We can make excuses for doing the flashy things that help us rise through the social ladder and we can lie to ourselves and others about our motives for doing those things (our brains literally evolved in small groups to do this). However, with several billion people on the planet, we hit a point where this strategy is counter productive if we actually want to be fulfilled and content with our lives and actions. We no longer live in the small tribes we evolved for, and we have more options to make an impact for the people in our lives and societies in which we live. We no longer need to set out to make sure we are seen and recognized for doing great work to build allies for survival. We will likely receive all the recognition we need from the people who matter most in our lives if we set out to do good without setting out to build a reputation. Part of us may still want that recognition and be happy when we receive it obliquely (maybe even more happy to receive it this way) which is fine. The point is that we can be more content and fulfilled when we take this oblique path to success and recognition and build habits and work that are about doing and not about being applauded.

Unsure

In my last post, I wrote about how the brain handles danger. When we sense danger, we become less creative, more prone to seeing the world as black and white, and we don’t engage our conscious brain as thoroughly as we should. Our brains evolved this way in small groups over thousands of years because it helped us survive in a dangerous and unpredictable world. Today, however, technology and society have changed the human experience and the danger we face is no longer the same. But nevertheless, our brain still holds on to its evolved danger response.

 

In The Coaching Habit, Michael Bungay Stanier explains that we are biased toward danger thinking. Our brain approaches new situations with our danger sensors turned up. As Bungay Stanier writes, “In other words, if you’re not sure about a situation, you’ll default to reading it as unsafe. And start backing away.”

 

As in the last post, I don’t want to focus for what this means for ourselves directly. I would rather look at how recognizing this should change the way we with those whom we work with, live with, and encounter on a daily basis. In any given situation that is slightly unfamiliar, we are going to default to danger thinking. By focusing on others and understanding the danger that everyone has evolved to feel when taking new steps and taking risks, we can work to better support them and help create an environment that is less dangerous.

 

Within companies, our efforts to boost our egos and dominate a space to be the smartest, most capable, and most important member of the organization cause other people to feel danger. We increase the threat that they may feel and as a consequence, people begin backing away and stop thinking creatively. If instead, we focus on the best outcomes for the team and the company, and we try to minimize the danger and risk that other people experience, we can get more conscious and courageous thinking from the people around us, and ultimately we can have a better and more diverse organization that thinks in new and innovate ways.

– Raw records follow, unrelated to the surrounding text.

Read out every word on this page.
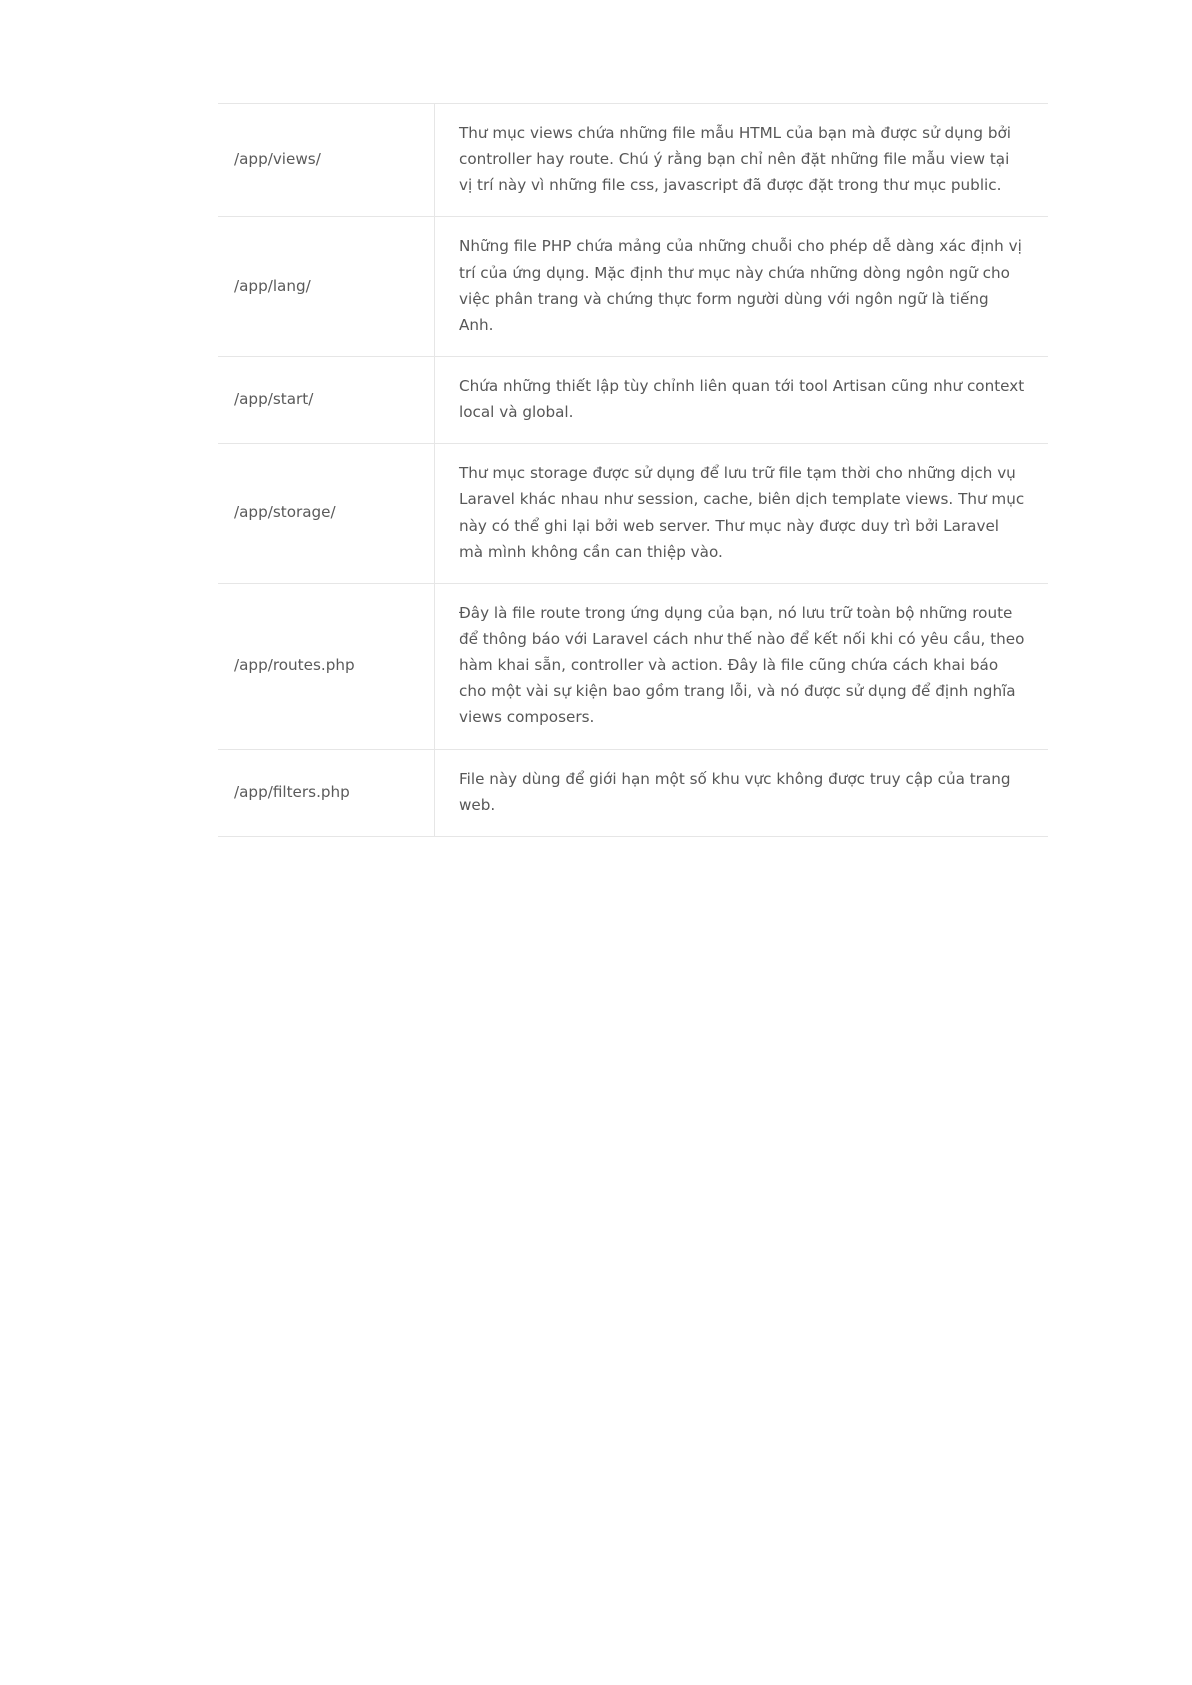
/app/views/	Thư mục views chứa những file mẫu HTML của bạn mà được sử dụng bởi controller hay route. Chú ý rằng bạn chỉ nên đặt những file mẫu view tại vị trí này vì những file css, javascript đã được đặt trong thư mục public.
/app/lang/	Những file PHP chứa mảng của những chuỗi cho phép dễ dàng xác định vị trí của ứng dụng. Mặc định thư mục này chứa những dòng ngôn ngữ cho việc phân trang và chứng thực form người dùng với ngôn ngữ là tiếng Anh.
/app/start/	Chứa những thiết lập tùy chỉnh liên quan tới tool Artisan cũng như context local và global.
/app/storage/	Thư mục storage được sử dụng để lưu trữ file tạm thời cho những dịch vụ Laravel khác nhau như session, cache, biên dịch template views. Thư mục này có thể ghi lại bởi web server. Thư mục này được duy trì bởi Laravel mà mình không cần can thiệp vào.
/app/routes.php	Đây là file route trong ứng dụng của bạn, nó lưu trữ toàn bộ những route để thông báo với Laravel cách như thế nào để kết nối khi có yêu cầu, theo hàm khai sẵn, controller và action. Đây là file cũng chứa cách khai báo cho một vài sự kiện bao gồm trang lỗi, và nó được sử dụng để định nghĩa views composers.
/app/filters.php	File này dùng để giới hạn một số khu vực không được truy cập của trang web.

We can still create environments where competition helps push people to be their best and put forward their best ideas, but the space in which they take risks and put themselves forward needs to be safe to allow diverse views and opinions to be discussed and experimented with. Ultimately, we must take some ownership ourselves for the danger responses in other people, we cannot simply criticize another for feeling threatened and backing away. After all, our brains evolved for this to be our default. To be strong leaders and coaches, we must understand how the brain works and reacts to the world, and we must do our part daily to reduce the danger and threat that others feel and that we push out into the world.